Sementara itu, Kepala Dinkes Kota Batu, Aditya Prasaja, merinci bahwa dari 24 desa/ kelurahan, layanan dokter sudah tersedia di 22 lokasi. Dua lokasi, yakni Torongrejo dan Ngaglik, masih terkendala renovasi dan kesiapan ruangan. Namun, untuk Desa Torongrejo ditargetkan beroperasi Januari 2026 mendatang.
"Konsepnya bukan satu dokter diam di satu desa, melainkan terjadwal di Polindes atau Pustu. Kami juga memantau intensitas pasien untuk efektivitas layanan," jelas Aditya.
Selain dokter umum, pihaknya tengah memperkuat layanan kesehatan gigi di wilayah Sumberbrantas, Sumberejo, Gunungsari, dan Bumiaji. Layanan psikolog klinis juga tersedia di Puskesmas Batu dan Sisir untuk memenuhi standar Kementerian Kesehatan.
Selain itu, Aditya juga menegaskan terkait penambahan tenaga kesehatan (nakes) dokter tidak membebani Anggaran Pendapatan dan Belanja Daerah (APBD) secara signifikan. Sedangkan tahun 2025 ini, terdapat penambahan sekitar 14-15 dokter, 19 perawat, dan 24 bidan di faskes-faskes naungan Dinkes Kota Batu tersebut.
"Penambahan dokter meningkatkan nilai kapitasi JKN dari Rp 6.000 menjadi Rp 7.000 per jiwa. Selisih kenaikan ini mencukupi untuk membiayai honor dokter tambahan," terangnya.
Dalam penanganan stunting, Kota Batu mendapatkan apresiasi insentif fiskal dari pemerintah pusat berkat kerja lintas sektor. Aditya memaparkan, penyebab stunting di Batu mayoritas bukan karena faktor spesifik medis seperti Bayi Berat Lahir Rendah (BBLR) atau prematur yang hanya menyumbang 10 persen, maupun infeksi berulang sebesar 30 persen.

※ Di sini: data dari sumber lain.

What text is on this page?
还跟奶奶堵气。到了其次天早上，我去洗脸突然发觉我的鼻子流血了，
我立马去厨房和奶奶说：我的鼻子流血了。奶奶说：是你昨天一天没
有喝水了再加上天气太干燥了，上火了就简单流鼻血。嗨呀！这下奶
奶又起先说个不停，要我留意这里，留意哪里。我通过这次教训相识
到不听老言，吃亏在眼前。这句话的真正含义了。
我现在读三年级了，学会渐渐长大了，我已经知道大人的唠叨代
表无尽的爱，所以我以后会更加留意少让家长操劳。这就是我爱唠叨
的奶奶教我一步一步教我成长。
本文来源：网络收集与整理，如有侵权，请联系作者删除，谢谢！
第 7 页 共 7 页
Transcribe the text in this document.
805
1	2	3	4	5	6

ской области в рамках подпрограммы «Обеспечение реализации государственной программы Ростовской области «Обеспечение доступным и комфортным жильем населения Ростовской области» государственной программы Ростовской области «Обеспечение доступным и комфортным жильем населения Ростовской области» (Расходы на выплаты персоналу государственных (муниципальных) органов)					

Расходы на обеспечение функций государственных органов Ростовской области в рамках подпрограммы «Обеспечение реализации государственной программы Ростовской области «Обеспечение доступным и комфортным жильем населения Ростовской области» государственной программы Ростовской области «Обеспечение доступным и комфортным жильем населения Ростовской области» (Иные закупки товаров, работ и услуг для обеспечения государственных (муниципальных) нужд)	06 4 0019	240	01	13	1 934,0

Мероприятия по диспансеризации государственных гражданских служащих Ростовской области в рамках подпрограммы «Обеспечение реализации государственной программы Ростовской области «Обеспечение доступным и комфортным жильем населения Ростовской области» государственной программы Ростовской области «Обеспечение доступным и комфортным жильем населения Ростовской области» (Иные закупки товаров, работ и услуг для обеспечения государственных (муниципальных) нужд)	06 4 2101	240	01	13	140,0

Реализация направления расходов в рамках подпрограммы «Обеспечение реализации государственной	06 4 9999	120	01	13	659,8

"Mayoritas stunting terjadi pada anak dengan kondisi fisik baik, namun pemberian gizinya yang terkadang keliru. Satu contoh, ada orang tua menganggap kuah bakso atau mie yang didalamnya sebagai protein. Sehingga kolaborasi kita bagaimana menanamkan orang tua untuk memberi gizi yang baik kepada anak-anaknya, selain itu faktor sanitasi dan kebersihan lingkungan," kata Aditya.

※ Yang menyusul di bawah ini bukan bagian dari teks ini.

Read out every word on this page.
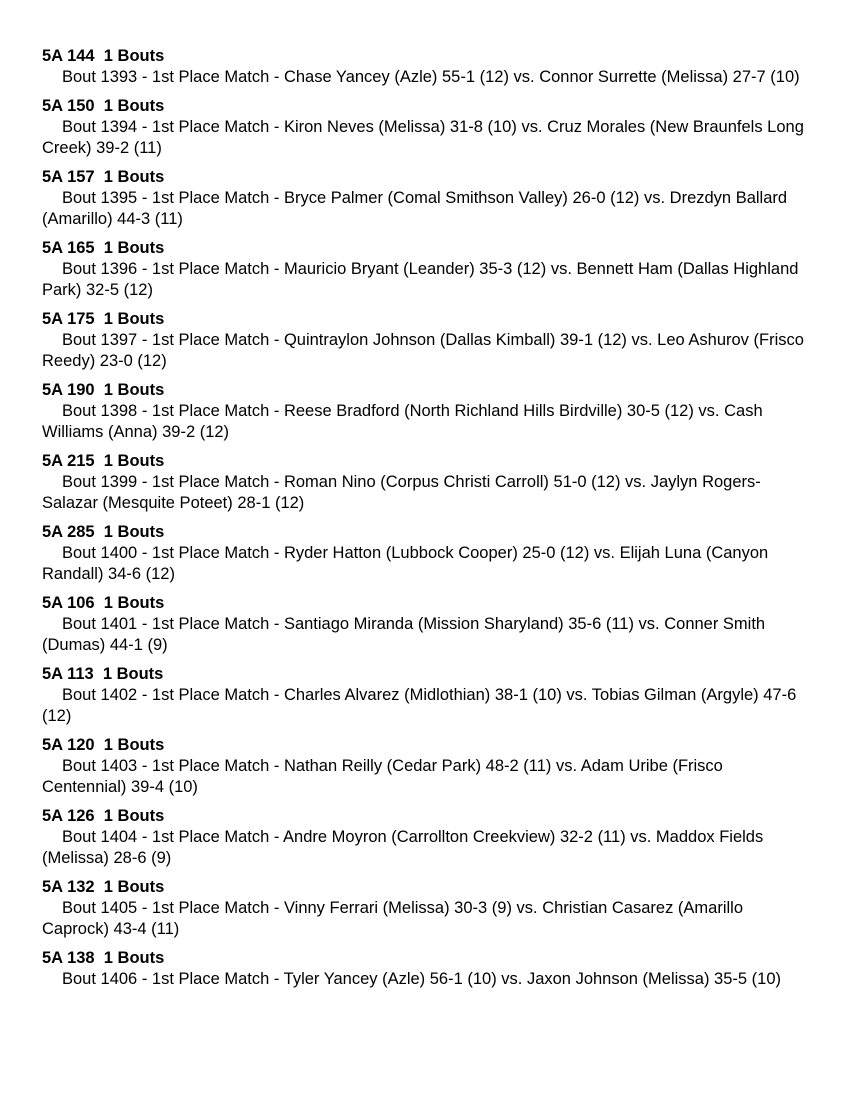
5A 144  1 Bouts
Bout 1393 - 1st Place Match - Chase Yancey (Azle) 55-1 (12) vs. Connor Surrette (Melissa) 27-7 (10)
5A 150  1 Bouts
Bout 1394 - 1st Place Match - Kiron Neves (Melissa) 31-8 (10) vs. Cruz Morales (New Braunfels Long Creek) 39-2 (11)
5A 157  1 Bouts
Bout 1395 - 1st Place Match - Bryce Palmer (Comal Smithson Valley) 26-0 (12) vs. Drezdyn Ballard (Amarillo) 44-3 (11)
5A 165  1 Bouts
Bout 1396 - 1st Place Match - Mauricio Bryant (Leander) 35-3 (12) vs. Bennett Ham (Dallas Highland Park) 32-5 (12)
5A 175  1 Bouts
Bout 1397 - 1st Place Match - Quintraylon Johnson (Dallas Kimball) 39-1 (12) vs. Leo Ashurov (Frisco Reedy) 23-0 (12)
5A 190  1 Bouts
Bout 1398 - 1st Place Match - Reese Bradford (North Richland Hills Birdville) 30-5 (12) vs. Cash Williams (Anna) 39-2 (12)
5A 215  1 Bouts
Bout 1399 - 1st Place Match - Roman Nino (Corpus Christi Carroll) 51-0 (12) vs. Jaylyn Rogers-Salazar (Mesquite Poteet) 28-1 (12)
5A 285  1 Bouts
Bout 1400 - 1st Place Match - Ryder Hatton (Lubbock Cooper) 25-0 (12) vs. Elijah Luna (Canyon Randall) 34-6 (12)
5A 106  1 Bouts
Bout 1401 - 1st Place Match - Santiago Miranda (Mission Sharyland) 35-6 (11) vs. Conner Smith (Dumas) 44-1 (9)
5A 113  1 Bouts
Bout 1402 - 1st Place Match - Charles Alvarez (Midlothian) 38-1 (10) vs. Tobias Gilman (Argyle) 47-6 (12)
5A 120  1 Bouts
Bout 1403 - 1st Place Match - Nathan Reilly (Cedar Park) 48-2 (11) vs. Adam Uribe (Frisco Centennial) 39-4 (10)
5A 126  1 Bouts
Bout 1404 - 1st Place Match - Andre Moyron (Carrollton Creekview) 32-2 (11) vs. Maddox Fields (Melissa) 28-6 (9)
5A 132  1 Bouts
Bout 1405 - 1st Place Match - Vinny Ferrari (Melissa) 30-3 (9) vs. Christian Casarez (Amarillo Caprock) 43-4 (11)
5A 138  1 Bouts
Bout 1406 - 1st Place Match - Tyler Yancey (Azle) 56-1 (10) vs. Jaxon Johnson (Melissa) 35-5 (10)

Sementara itu, terkait Tuberkulosis (TBC), Pemkot Batu telah membentuk tim percepatan dan menyusun rencana aksi daerah sesuai amanat Perpres. Aditya mengakui tantangan terkait hal ini adalah stigma masyarakat dan pengobatan tidak konsisten sehingga berisiko menyebabkan putus obat dan resistensi obat (RO).
Aditya menekankan, bahwa pihaknya tidak memiliki instrumen untuk memaksa warga berobat, sehingga pendekatan edukasi menjadi kunci.
"Kami melakukan skrining aktif, termasuk di "kantong TBC' atau wilayah dengan konsentrasi kasus tinggi. Angka penemuan tinggi justru lebih baik agar pasien segera diobati dan tidak menularkan, daripada angka rendah tapi banyak kasus tidak terdeteksi," tegasnya.
Terkait Kawasan Tanpa Rokok (KTR), Dinkes telah membentuk Satgas dan memiliki regulasi Perda serta Perwali. Aditya menekankan aturan ini bukan melarang merokok, melainkan mengatur lokasi merokok.
Penyediaan fasilitas tempat merokok akan didahulukan sebelum penerapan sanksi denda yang berpotensi menjadi Pendapatan Asli Daerah (PAD).
"Ini bisa jadi sumber PAD bila ada yang melanggar, tetapi tempat fasilitas untuk tempat merokok harus disediakan dulu baru bisa dilakukan penekanan, dan Satgas KTR melakukan sosialisasi juga," katanya.